The percentage of glial cells, as first recognized by their morphology in differential interference contrast optics, in a living hippocampal slice that correspond to the three electrophysiological phenotypes shown in Fig. 4. The numbers on the x axis show the postnatal age or age range and n = number of cells recorded in newborn, juvenile and adult stages. Reproduced, with permission, from Zhou et al. (2006).

Fig. 6. Schematic of astrocyte processes interacting with synapses and one blood vessel (red circle)

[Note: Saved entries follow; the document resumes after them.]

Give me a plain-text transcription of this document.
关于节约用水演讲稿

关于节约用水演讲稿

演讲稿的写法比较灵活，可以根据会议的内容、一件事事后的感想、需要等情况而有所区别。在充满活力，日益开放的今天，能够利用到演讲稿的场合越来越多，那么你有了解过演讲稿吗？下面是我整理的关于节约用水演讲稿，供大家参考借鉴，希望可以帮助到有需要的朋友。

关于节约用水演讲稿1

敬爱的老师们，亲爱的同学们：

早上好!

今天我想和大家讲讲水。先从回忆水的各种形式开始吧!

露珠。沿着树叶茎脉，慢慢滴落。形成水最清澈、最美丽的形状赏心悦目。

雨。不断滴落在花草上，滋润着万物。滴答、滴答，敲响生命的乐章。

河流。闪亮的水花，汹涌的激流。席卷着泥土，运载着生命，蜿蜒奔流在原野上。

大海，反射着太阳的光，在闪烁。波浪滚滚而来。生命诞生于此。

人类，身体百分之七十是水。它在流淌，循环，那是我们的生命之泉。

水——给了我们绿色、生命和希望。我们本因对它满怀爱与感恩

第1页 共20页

The black circle in the center represents an astrocyte cell body whose processes extend to many synapses (≤10 000). Shown are six synapses in two parallel neuronal circuits. Dashed black lines show members of part of the extensive astrocyte process domain in other planes. The postulated information pathway between astrocyte processes and some of the synapses of the same circuit, or between parallel synapses, is shown as a dashed red line. Astrocytes do not fire action potentials, so the signal is viewed as a spread of either intracellular Ca²⁺ or another intracellular messenger or messenger system. It is unlikely to be an electrotonic spread of a local depolarization based on calculations of the length constant of astrocytes in situ (Trachtenberg and Pollen, 1970). It is proposed that the perisynaptic astrocyte processes serve to maintain the local environment around the synapses for optimal functioning by localizing key proteins involved in uptake of, for example, glutamate and H⁺ and channels or transporters for K⁺ clearance released at the active synapse, and the activity of these fluxes is controlled by local feedback loops. These two possibilities (synaptic homeostasis based on feedback versus an instructional role based on initiating and integrative functions) are extremely difficult to distinguish either in situ or in vivo and, so far, there seem to be insufficient reasons to postulate the latter. See text for a fuller discussion.